Endocrine regulation of tissue glucose-6-phosphatase activity in the fetal sheep during late gestation.

Endocrine regulation of tissue glucose-6-phosphatase activity in utero was examined by measuring enzyme levels in liver and kidneys of fetal sheep during the second half of gestation and after experimental manipulation of fetal plasma cortisol and insulin levels. Tissue glucose-6-phosphatase activities increased toward term in parallel with the rise in fetal plasma cortisol. At birth, the activities were significantly higher than in utero, but significantly less than in adult nonpregnant sheep. Fetal hypophysectomy lowered fetal plasma cortisol and reduced hepatic and renal glucose-6-phosphatase activities compared with those in intact fetuses near term.

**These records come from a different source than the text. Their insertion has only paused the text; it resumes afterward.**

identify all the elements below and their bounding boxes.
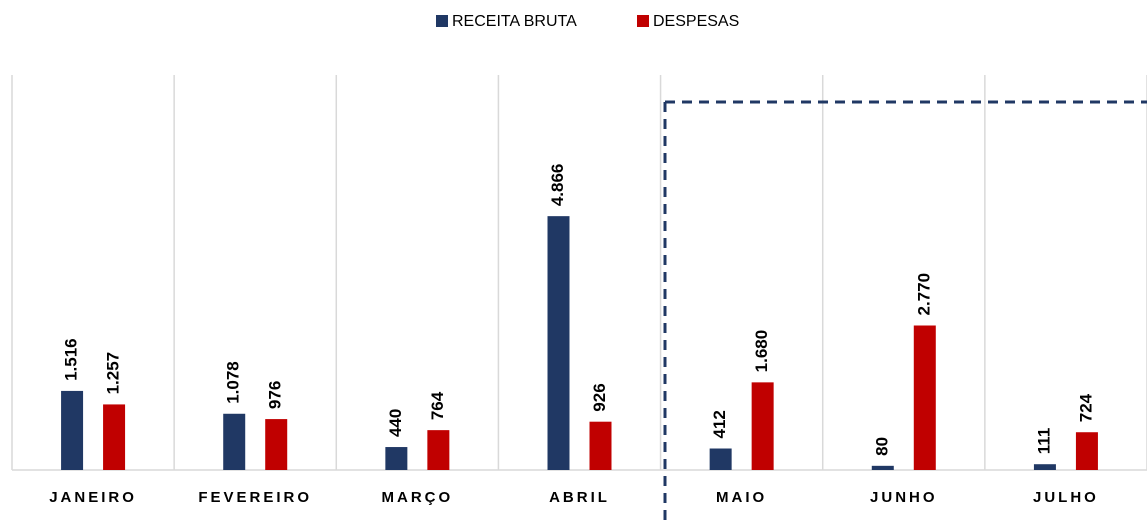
data-label: 1.680: [752, 330, 771, 373]
x-tick-label: FEVEREIRO: [198, 489, 312, 506]
data-label: 1.078: [224, 361, 243, 404]
bar: [1075, 432, 1098, 470]
data-label: 764: [428, 391, 447, 420]
bar: [709, 448, 732, 470]
bar: [547, 216, 570, 470]
x-tick-label: JANEIRO: [49, 489, 137, 506]
bar: [913, 325, 936, 470]
x-tick-label: MAIO: [716, 489, 767, 506]
data-label: 440: [386, 409, 405, 437]
bar: [265, 419, 288, 470]
data-label: 1.516: [62, 338, 81, 381]
bar: [223, 413, 246, 470]
data-label: 976: [266, 381, 285, 409]
legend-swatch: [637, 15, 649, 27]
legend-swatch: [436, 15, 448, 27]
data-label: 412: [710, 410, 729, 438]
data-label: 724: [1076, 393, 1095, 422]
x-tick-label: JUNHO: [870, 489, 938, 506]
x-tick-label: ABRIL: [549, 489, 610, 506]
plot: JANEIRO 1.516 1.257 FEVEREIRO 1.078 976 MARÇO 4…: [11, 13, 1147, 506]
data-label: 926: [590, 383, 609, 411]
bar: [427, 430, 450, 470]
legend-label: RECEITA BRUTA: [452, 13, 577, 30]
x-tick-label: JULHO: [1033, 489, 1099, 506]
bar: [385, 447, 408, 470]
bar: [103, 404, 126, 470]
x-tick-label: MARÇO: [382, 489, 454, 506]
data-label: 1.257: [104, 352, 123, 395]
data-label: 2.770: [914, 273, 933, 316]
data-label: 111: [1034, 428, 1053, 455]
bar: [61, 390, 84, 470]
bar: [751, 382, 774, 470]
bar: [1033, 464, 1056, 470]
bar: [871, 465, 894, 470]
data-label: 80: [872, 437, 891, 456]
legend-label: DESPESAS: [653, 13, 739, 30]
bar: [589, 421, 612, 470]
data-label: 4.866: [548, 164, 567, 207]
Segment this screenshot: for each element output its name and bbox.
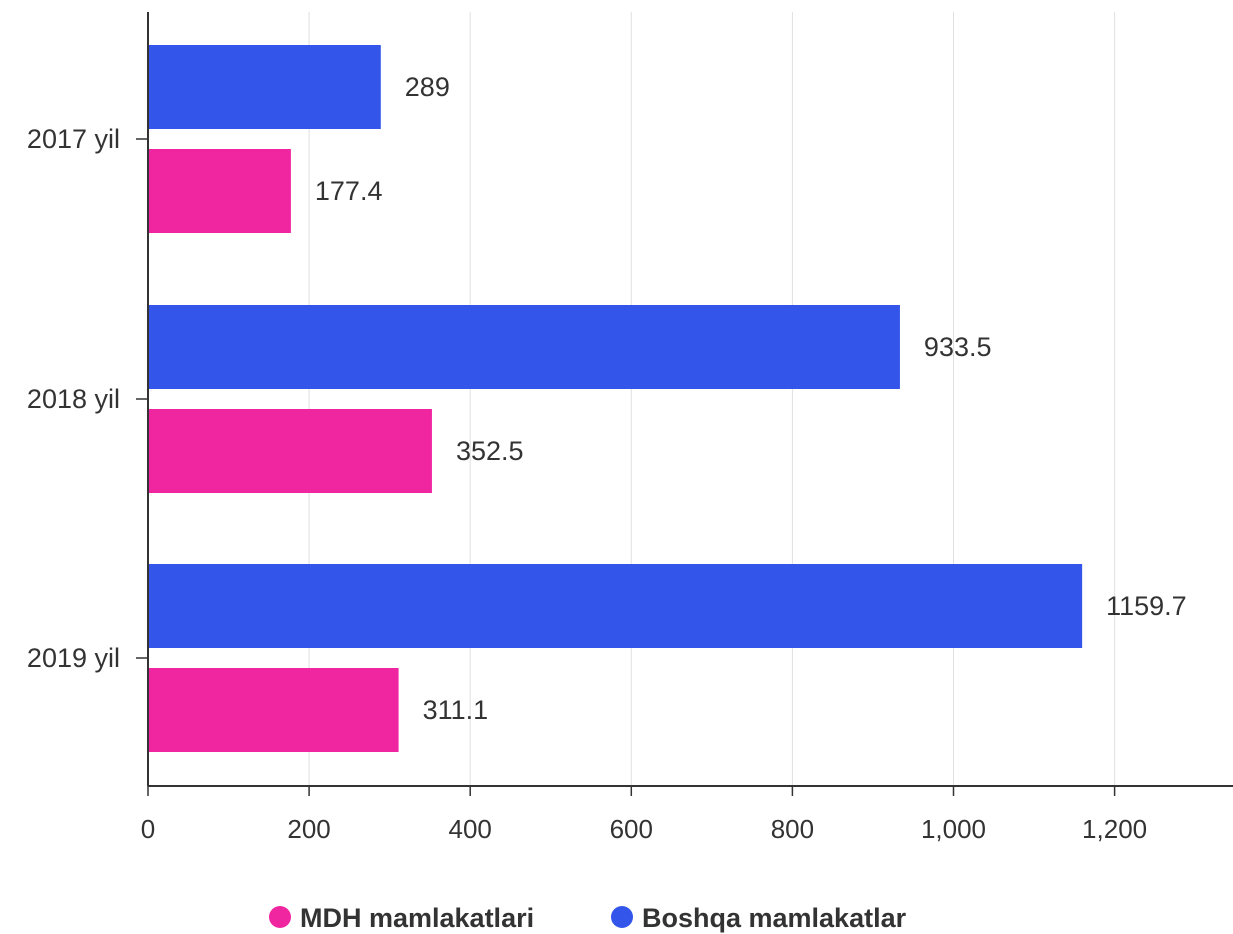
value-labels: 289 177.4 933.5 352.5 1159.7 311.1 [315, 72, 1187, 725]
bar [148, 409, 432, 493]
legend-label: Boshqa mamlakatlar [642, 903, 907, 933]
legend-label: MDH mamlakatlari [300, 903, 534, 933]
data-label: 177.4 [315, 176, 383, 206]
data-label: 352.5 [456, 436, 524, 466]
x-tick-label: 600 [610, 814, 653, 844]
axes: 0 200 400 600 800 1,000 1,200 2017 yil 2018 yil 2… [27, 12, 1233, 844]
legend-swatch [611, 906, 633, 928]
legend-item: Boshqa mamlakatlar [611, 903, 907, 933]
x-tick-label: 400 [449, 814, 492, 844]
legend-item: MDH mamlakatlari [269, 903, 534, 933]
data-label: 1159.7 [1106, 591, 1187, 621]
bar [148, 45, 381, 129]
bar [148, 564, 1083, 648]
data-label: 311.1 [423, 695, 489, 725]
x-tick-label: 1,000 [921, 814, 986, 844]
y-tick-label: 2019 yil [27, 643, 120, 673]
y-tick-label: 2018 yil [27, 384, 120, 414]
legend-swatch [269, 906, 291, 928]
data-label: 289 [405, 72, 450, 102]
bar [148, 149, 291, 233]
legend: MDH mamlakatlari Boshqa mamlakatlar [269, 903, 907, 933]
gridlines [308, 12, 1116, 786]
x-tick-label: 800 [771, 814, 814, 844]
x-tick-label: 0 [141, 814, 155, 844]
bar [148, 668, 399, 752]
x-tick-label: 1,200 [1082, 814, 1147, 844]
bars [148, 45, 1083, 752]
x-tick-label: 200 [287, 814, 330, 844]
bar [148, 305, 900, 389]
y-tick-label: 2017 yil [27, 124, 120, 154]
data-label: 933.5 [924, 332, 992, 362]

Conversely, intrafetal cortisol infusion raised fetal plasma cortisol and significantly increased tissue glucose-6-phosphatase activity to values similar to those in older fetuses. When the data from these groups of fetuses and the newborn lambs were combined, there was a significant positive correlation between the plasma cortisol level and the glucose-6-phosphatase activity in both liver and kidney. Fetal hypoinsulinemia was induced by fasting the ewe for 48 h and by fetal pancreatectomy. Fetal hepatic and renal glucose-6-phosphatase activities were higher in fasted than in fed animals, while pancreatectomy had little apparent effect on enzyme activity in either tissue. However, when differences in plasma cortisol were taken into account, hepatic, but not renal, glucose-6-phosphatase activities were higher in both groups of hypoinsulinemic fetuses than would have been observed in normoinsulinemic animals with a similar plasma cortisol level. Partial correlation analysis of the data showed that plasma insulin and cortisol were both significant influences on hepatic glucose-6-phosphatase activity in utero, but plasma cortisol had the more pronounced effect. Cortisol, therefore, appears to be a physiological regulator of tissue glucose-6-phosphatase activity in utero and enhances the glucogenic capacity of the sheep fetus during late gestation.